TUESDAY, Oct. 11, 2022 (HealthDay News) -- Participants who are invited to undergo screening colonoscopy have a reduced risk for colorectal cancer at 10 years but no reduction in the risk for death from colorectal cancer, according to a study published online Oct. 9 in the New England Journal of Medicine to coincide with United European Gastroenterology Week, held from Oct. 8 to 11 in Vienna.
Michael Bretthauer, M.D., Ph.D., from the University of Oslo in Norway, and colleagues conducted a pragmatic, randomized trial involving 84,585 healthy men and women aged 55 to 64 years drawn from population registries in Poland, Norway, Sweden, and the Netherlands between 2009 and 2014. Participants were randomly assigned to receive an invitation to undergo single-screening colonoscopy (28,220 individuals, of whom 11,843 [42.0 percent] underwent screening) or to receive no invitation or screening (usual-care group; 56,365 participants).

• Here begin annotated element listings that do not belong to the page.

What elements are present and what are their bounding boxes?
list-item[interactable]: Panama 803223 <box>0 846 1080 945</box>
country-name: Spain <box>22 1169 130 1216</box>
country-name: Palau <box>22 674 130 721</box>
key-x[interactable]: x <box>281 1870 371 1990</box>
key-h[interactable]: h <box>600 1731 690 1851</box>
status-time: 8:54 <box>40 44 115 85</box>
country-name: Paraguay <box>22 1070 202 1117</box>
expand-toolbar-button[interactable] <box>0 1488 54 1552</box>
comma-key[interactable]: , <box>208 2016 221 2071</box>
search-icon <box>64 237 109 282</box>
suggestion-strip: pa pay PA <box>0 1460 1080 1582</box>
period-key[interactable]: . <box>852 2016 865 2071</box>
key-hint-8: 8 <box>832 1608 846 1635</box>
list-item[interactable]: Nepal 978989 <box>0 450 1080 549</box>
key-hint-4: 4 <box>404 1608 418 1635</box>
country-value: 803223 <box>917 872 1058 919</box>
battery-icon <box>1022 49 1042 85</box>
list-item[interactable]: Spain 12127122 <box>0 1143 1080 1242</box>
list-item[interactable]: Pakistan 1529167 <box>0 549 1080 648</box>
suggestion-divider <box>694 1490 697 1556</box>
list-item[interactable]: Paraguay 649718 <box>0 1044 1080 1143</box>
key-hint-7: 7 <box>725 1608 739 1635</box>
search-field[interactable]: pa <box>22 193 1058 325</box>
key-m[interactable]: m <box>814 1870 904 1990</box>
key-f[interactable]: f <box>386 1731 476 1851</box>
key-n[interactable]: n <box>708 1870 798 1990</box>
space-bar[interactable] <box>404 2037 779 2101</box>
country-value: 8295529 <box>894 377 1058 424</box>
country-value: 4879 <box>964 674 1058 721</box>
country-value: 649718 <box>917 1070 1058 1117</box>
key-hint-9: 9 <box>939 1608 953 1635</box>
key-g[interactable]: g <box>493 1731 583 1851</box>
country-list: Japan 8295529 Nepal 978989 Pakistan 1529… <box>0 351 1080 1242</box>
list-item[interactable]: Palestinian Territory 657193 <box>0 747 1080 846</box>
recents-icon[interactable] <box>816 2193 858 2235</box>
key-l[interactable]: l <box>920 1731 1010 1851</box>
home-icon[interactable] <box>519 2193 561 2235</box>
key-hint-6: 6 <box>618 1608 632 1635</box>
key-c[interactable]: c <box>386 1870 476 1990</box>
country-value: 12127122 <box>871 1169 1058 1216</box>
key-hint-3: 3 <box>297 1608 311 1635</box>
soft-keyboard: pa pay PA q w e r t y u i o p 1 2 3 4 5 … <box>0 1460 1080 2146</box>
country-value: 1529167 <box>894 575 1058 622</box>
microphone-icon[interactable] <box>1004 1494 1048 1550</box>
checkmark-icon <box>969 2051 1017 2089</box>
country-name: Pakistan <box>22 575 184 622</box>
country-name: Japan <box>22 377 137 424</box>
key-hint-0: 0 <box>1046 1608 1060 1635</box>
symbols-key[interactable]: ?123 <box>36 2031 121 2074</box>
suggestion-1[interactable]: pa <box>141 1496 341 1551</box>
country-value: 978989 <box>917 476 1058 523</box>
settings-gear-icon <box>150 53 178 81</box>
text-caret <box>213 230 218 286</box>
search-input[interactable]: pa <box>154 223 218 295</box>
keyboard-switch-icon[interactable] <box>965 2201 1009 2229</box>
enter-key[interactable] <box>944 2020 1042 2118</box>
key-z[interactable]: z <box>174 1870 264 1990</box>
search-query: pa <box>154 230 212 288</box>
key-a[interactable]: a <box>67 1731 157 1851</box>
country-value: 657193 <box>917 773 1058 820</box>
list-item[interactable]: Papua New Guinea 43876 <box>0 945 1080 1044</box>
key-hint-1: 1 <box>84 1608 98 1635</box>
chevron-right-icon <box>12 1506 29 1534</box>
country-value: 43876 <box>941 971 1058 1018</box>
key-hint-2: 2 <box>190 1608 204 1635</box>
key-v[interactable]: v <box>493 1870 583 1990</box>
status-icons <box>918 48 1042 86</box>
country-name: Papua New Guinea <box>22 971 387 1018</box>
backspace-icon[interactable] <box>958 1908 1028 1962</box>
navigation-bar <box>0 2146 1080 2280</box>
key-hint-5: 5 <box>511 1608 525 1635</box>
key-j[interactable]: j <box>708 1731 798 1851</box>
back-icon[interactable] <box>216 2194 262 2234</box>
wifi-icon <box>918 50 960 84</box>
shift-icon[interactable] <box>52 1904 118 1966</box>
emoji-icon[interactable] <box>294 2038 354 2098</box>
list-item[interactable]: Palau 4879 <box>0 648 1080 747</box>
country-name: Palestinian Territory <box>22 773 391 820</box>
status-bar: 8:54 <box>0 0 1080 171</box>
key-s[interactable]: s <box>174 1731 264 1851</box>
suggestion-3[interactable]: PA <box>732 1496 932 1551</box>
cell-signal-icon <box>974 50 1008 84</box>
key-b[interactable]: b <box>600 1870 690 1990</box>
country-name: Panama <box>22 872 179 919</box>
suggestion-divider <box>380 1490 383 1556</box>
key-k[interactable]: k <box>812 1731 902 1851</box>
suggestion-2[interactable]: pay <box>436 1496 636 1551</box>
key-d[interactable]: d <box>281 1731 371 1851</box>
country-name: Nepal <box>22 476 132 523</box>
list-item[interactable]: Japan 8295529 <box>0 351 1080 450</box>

The researchers found that 259 cases of colorectal cancer were diagnosed in the invited group compared with 622 cases in the usual-care group during a median follow-up of 10 years. The risk for colorectal cancer at 10 years was 0.98 and 1.20 percent in the invited and usual-care groups, respectively, in intention-to-screen analyses, with a risk reduction of 18 percent (risk ratio, 0.82; 95 percent confidence interval, 0.70 to 0.93). The risk for death from colorectal cancer was 0.28 and 0.31 percent in the invited and usual-care groups, respectively (risk ratio, 0.90; 95 percent confidence interval, 0.64 to 1.16).
"This relatively small reduction in the risk of colorectal cancer and the nonsignificant reduction in the risk of death are both surprising and disappointing," write the authors of an accompanying editorial.